Chris Getz has a sense of humor!

Chris Getz has a sense of humor!

4 minutes, 10 seconds Read

“We now have some financial flexibility to continue to bring in talent.”

Talk about a real knee-breaker. The White Sox GM certainly knows how to tell them.

Chris Getz made that comment after the Luis Robert Jr. trade. with the Mets, a move that not only forced everyone on the team to figure out how to type the ñ in Luisangel Acuña’s name, but also took Robert’s $20 million salary off the books. Of course, most of the coverage had to do with the trade itself, which is understandable, but left little to no coverage of Getz’s joke about financial flexibility.

That’s a sad omission, but not the only one. Both the Mets and Rangers (who originally drafted Ronald Acuña’s little brother) had him signed up as a center fielder despite his elite speed due to a tendency to take, um, let’s say, “creative” routes in the more or less (usually less) general direction of the fly balls coming his way.

(Forgive me with a caveat: acquiring a star player’s brother may be a big step better than acquiring a brother-in-law, but it’s still a big step for Soxkind to actually get the star himself.)

Both teams selected Luisangel as a middle infielder, a category the White Sox have in abundance, with Colson Montgomery at short, a slew of shortstops working their way through the system (or about to be drafted?), and a deep stack of useful infielders who themselves had hopes of starting at second or third. With Acuña out of options, Chase Meidroth, Miguel Vargas, Lenyn Sosa, Curtis Mead, Bryan Ramos, etc. may not have been excited about the trade. (Yes, it’s probably better to have too many middle infielders than too many 1B/DH types like a few years ago, and we all have terrible memories of Jacob Amaya, but such a surplus is still not particularly useful.)

Of course, we can’t forget that the Sox also picked up a low-minors pitcher from Harvard, who should be able to help the other players with their homework.

The real problem, however, is Getz’s quote. Let’s look at it again, in case you’ve already forgotten, as apparently almost everyone who covered the White Sox did.

“We now have some financial flexibility to continue to bring in talent.”

On any other team, that could be a serious statement. On the White Sox? Not so much.

Sure, saving 20 million smackers is a big chunk, even bigger than the $17 million going to Munetaka Murakami. It also doesn’t cover the $10 million then offered to Seranthony Dominguez to be the 2026 closer — a move that Grant Taylor probably didn’t make, but throw in the savings on Josh Rojas, Aaron Civale, Martín Pérez and Mike Tauchman and there’s plenty left over for the other offseason picks.

Which brings us to why it’s all just a joke:

What financial flexibility was missing before the transaction, Chris? Can you take your lips off Jerry Reinsdorf’s ass long enough to answer that?

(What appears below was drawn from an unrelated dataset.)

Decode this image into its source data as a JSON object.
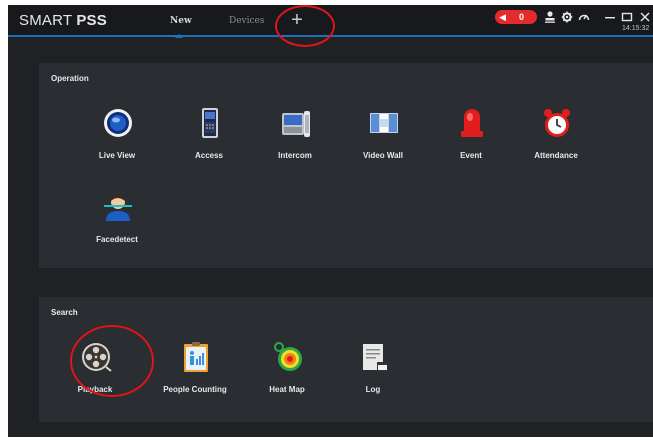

Different sites come up with different team payroll figures, measuring at different times and in different ways, but let’s go with USA Today because they used 2025 Opening Day figures, adjusted for other things. They had the Sox at 27th — more generous than most odds — at $82,279,825.

That’s only higher than the two teams that played the season in minor league parks and the Marlins, and half the level they would have needed to reach 15th out of 30 teams (Orioles). It’s almost $120 million less than 10th place, which happened to be a team that also plays in Chicago. It’s so low that the White Sox could have signed both Shohei Ohtani And Kyle Tucker and had plenty of room under the salary cap. If you add Juan Soto to that, they’re still not at the top.

Want to see what else is possible? The Athletic this week listed the top seven remaining free agents, and the money gap between the Sox and the Top 10 allowed them to sign them all, including old friend Lucas Giolito.

Financial flexibility? The financial flexibility on the South Side is virtually infinite! Or it would be, if they had real ownership instead of being led by a player-, fan-, and media-hating control freak who will lead the charge for a lockout in the 2027 season, be damned.

With de-Scrooge-ification, Getz’s line wouldn’t just be a bad joke. But we all know the one thing that will make that happen.

The White Sox, or at least Reinsdorf, love to cry poor and claim to be only the lowly second team in the third market. So be it today. But in 1981, the year the MLB got White Sox fans by denying a sale to Ed DeBartolo and forcing Bill Veeck to sell to Reinsdorf instead and the Tribune Corp. bought the Cubs, Sox attendance was nearly double that of the Cubs — 946,651 to 565,637 — and it remained higher until 1985, three years before Wrigley Field got lighting.

It’s not just recently that Mr. Potter has poisoned everything he touches.